C’est drôle, souvent avec férocité. Par exemple quand, d’entrée de jeu, la comtesse lance à Augustine, sa domestique : « On ne se venge des inférieurs qu’en redoublant de générosité. Ils sont contraints d’éprouver, malgré eux, un sentiment de gratitude. » Le ton de Laissez-moi vous aimer, pièce de théâtre écrite par Angelo Rinaldi, fauteuil numéro 20 à l’Académie française, et publiée par Pierre-Guillaume de Roux, est donné. Et il est tenu jusqu’à la toute dernière scène qui, dans une mise en abîme presque caricaturale, montre les comédiens endossant leurs propres rôles face à l’Auteur et au Metteur en scène. Si le premier s’enquiert avec étonnement de savoir pourquoi le public n’est pas venu assister au spectacle, le second se préoccupe davantage de l’avis de la critique, à commencer par celui d’une certaine Élodie Duséant des Incorruptibles : « Élodie arrive une heure à l’avance, depuis qu’elle en pince pour une ouvreuse qui n’aime la moustache que chez les hommes. Plus son sommeil est profond pendant la représentation, plus son article est chaleureux, mais toujours illisible. Elle n’a pas terminé sa licence de sociologie. »
La griffe Rinaldi
Et pourtant, le jour où la pièce sera montée, le Tout-Paris assistera à la première et ceux qui oseront en dire du mal se compteront sur les doigts d’une main. Ceci pour deux raisons. Tout d’abord, la griffe Rinaldi est là. Dans les ripostes mordantes autant que dans l’autodérision à peine masquée de l’Auteur. « Vous n’êtes plus tout à fait dans le coup », lui jette ainsi à la figure le Metteur en scène, avant de lui reprocher carrément le choix du sujet de sa pièce. On rit presque à contrecœur, un brin nostalgique de l’époque où Angelo Rinaldi dézinguait à tout va le troupeau des vaches sacrées de la littérature contemporaine. Tout le monde y est passé, de Christine Angot qu’il a qualifiée de « bécassine sur le divan », à Michel Houellebecq dont il supputait le succès à l’aune du soutien reçu de la part « des charmants ignorantins de la critique, dont l’exiguïté des références littéraires préserve la capacité d’enthousiasme ». Une époque révolue donc, depuis que Rinaldi a déserté les pages littéraires des grands titres de presse, se contentant sobrement de constater : « Mes victimes sont florissantes. »

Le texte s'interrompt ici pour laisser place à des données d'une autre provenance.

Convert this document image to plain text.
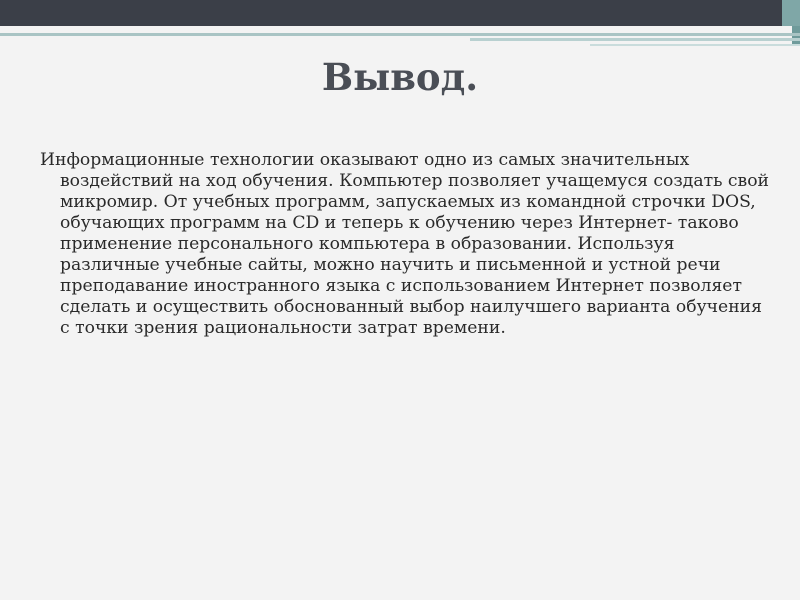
Вывод.
Информационные технологии оказывают одно из самых значительных воздействий на ход обучения. Компьютер позволяет учащемуся создать свой микромир. От учебных программ, запускаемых из командной строчки DOS, обучающих программ на CD и теперь к обучению через Интернет- таково применение персонального компьютера в образовании. Используя различные учебные сайты, можно научить и письменной и устной речи преподавание иностранного языка с использованием Интернет позволяет сделать и осуществить обоснованный выбор наилучшего варианта обучения с точки зрения рациональности затрат времени.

Ses « victimes », écrivains ou critiques, ne semblent pourtant pas pressées de se venger. Certes, Jean-Edern Hallier s’était permis, avec sa désinvolture légendaire, d’affubler Rinaldi-romancier du sobriquet de « Tom Proust ». Cependant, chaque nouvelle parution de l’auteur de La Maison des Atlantes entraîne une avalanche de papiers dithyrambiques, alors même que les lecteurs boudent et que la vraie reconnaissance tarde.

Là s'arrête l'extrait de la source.